Марина Леонидовна Ясинская
Синица в руках или Змей Горыныч в небе
"Десятка" резво бежала по горячей трассе, пожиная лысыми шинами километры широких российских просторов. Солнце грело, но не жарило, ярко светило, но не слепило глаза. И хотя кондиционера в машине не было, открытое окно компенсировало отсутствие искусственного холодного воздуха живым, настоящим ветром. Ветер пах прелой травой и нагретым асфальтом, пылью, поднимаемой пролетающими по встречке машинами, бензином, когда "десятка" обгоняла дребезжащие междугородние автобусы, и еще немного — Волгой. Нет, не Волгой, а густой зеленью, которой щедро зацвела река в заводях.
Быстрой ездой и погожим летним днем можно было бы наслаждаться.

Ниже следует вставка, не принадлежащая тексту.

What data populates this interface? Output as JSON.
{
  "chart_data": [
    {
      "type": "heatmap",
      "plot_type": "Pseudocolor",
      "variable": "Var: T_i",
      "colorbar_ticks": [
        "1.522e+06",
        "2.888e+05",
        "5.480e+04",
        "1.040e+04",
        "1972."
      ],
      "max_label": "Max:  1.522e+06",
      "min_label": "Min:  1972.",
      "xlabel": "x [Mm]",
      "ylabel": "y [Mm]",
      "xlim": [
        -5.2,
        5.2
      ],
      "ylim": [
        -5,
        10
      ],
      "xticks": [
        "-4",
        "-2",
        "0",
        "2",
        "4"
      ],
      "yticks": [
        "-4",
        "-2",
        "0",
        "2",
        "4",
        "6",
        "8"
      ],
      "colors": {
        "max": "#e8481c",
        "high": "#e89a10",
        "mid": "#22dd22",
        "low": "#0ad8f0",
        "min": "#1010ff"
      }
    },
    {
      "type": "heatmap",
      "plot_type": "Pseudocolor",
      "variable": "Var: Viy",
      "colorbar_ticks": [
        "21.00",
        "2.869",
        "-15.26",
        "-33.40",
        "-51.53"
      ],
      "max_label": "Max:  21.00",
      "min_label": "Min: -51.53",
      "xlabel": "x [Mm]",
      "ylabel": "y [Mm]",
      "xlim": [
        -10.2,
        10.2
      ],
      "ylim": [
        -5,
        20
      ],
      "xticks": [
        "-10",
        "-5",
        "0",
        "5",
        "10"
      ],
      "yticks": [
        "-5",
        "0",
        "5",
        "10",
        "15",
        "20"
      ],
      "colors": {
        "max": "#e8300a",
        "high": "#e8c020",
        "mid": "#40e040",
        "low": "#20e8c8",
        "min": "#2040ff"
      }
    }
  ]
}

В иной ситуации Игорь свернул бы к Волге, выбрал местечко покрасивее — хотя что там выбирать, куда не глянь, везде хорошо! — полежал бы на песочке да поплавал в теплой водичке. А что цветет она — не беда, цвет-то весь у берега, а что подальше — чисто. Но Игорь ехал по делам. Срочным делам. И, собственно, очень спешил.
Справа промелькнула ярко-синяя табличка. Лихо промахнувший мимо нее Игорь притормозил, а потом, оглянувшись назад и убедившись, что дорога пуста, дал задний ход. Остановился у указателя, новенького, блестящего, еще не запаршивевшего ржавчиной и птичьим пометом, и некоторое время внимательно изучал надпись.
"Камышинск — 50 км
Приволжск — 148 км
Волгоград — 212 км"
Час назад до Приволжска было сто семьдесят километров. А до Камышинска — почти двести.
Зазвонил сотовый.
— Алло, Алексей Сергеевич? Да, я. Нет, еще не приехал. Да, уже давно должен был… Да, уверен, что образуется воронка… Да, перезвоню.

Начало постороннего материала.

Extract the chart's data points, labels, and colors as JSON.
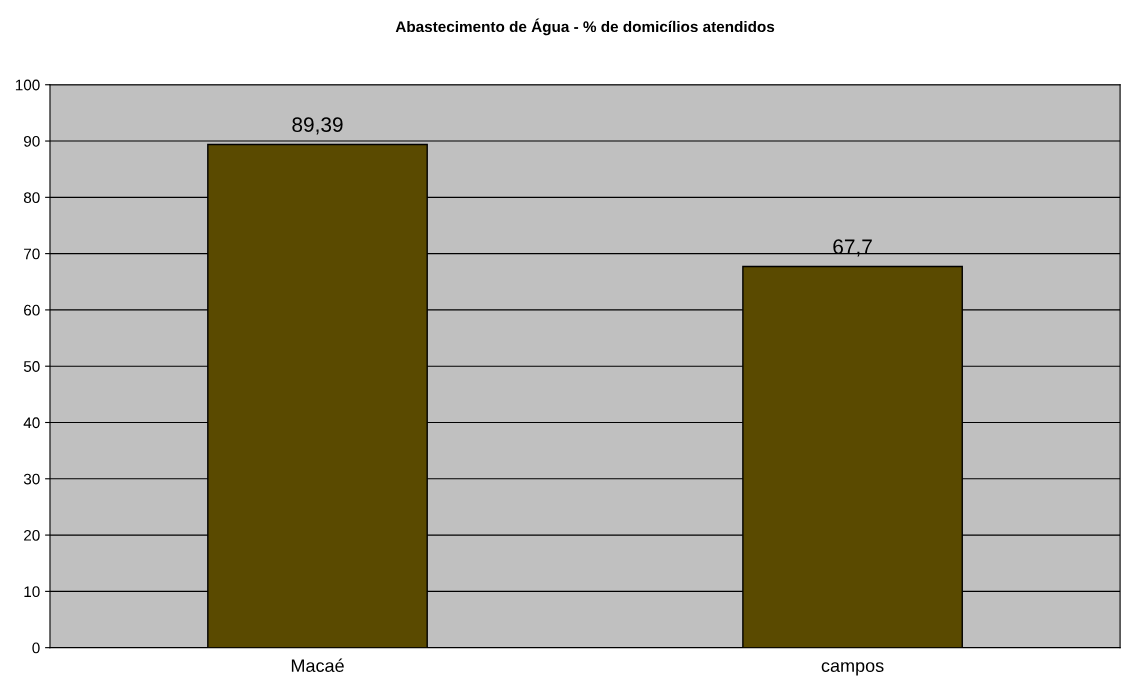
{
  "chart_data": {
    "type": "bar",
    "title": "Abastecimento de Água - % de domicílios atendidos",
    "categories": [
      "Macaé",
      "campos"
    ],
    "values": [
      89.39,
      67.7
    ],
    "value_labels": [
      "89,39",
      "67,7"
    ],
    "color": "#5a4a00",
    "ylim": [
      0,
      100
    ],
    "yticks": [
      0,
      10,
      20,
      30,
      40,
      50,
      60,
      70,
      80,
      90,
      100
    ],
    "grid": "y",
    "legend": false
  }
}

Раздраженно засунув телефон в карман, Игорь погнал по нагретой солнцем трассе, внимательно глядя на дорогу — на такой скорости можно было запросто промахнуть мимо очередного указателя, либо не успеть рассмотреть, что на нем написано.
Через четверть часа Игорь пришел к выводу, что дороги Поволжья указателями не изобилуют… Он продолжал сосредоточенно давить на педаль газа. Сто сорок восемь километров. Часа за полтора должен добраться.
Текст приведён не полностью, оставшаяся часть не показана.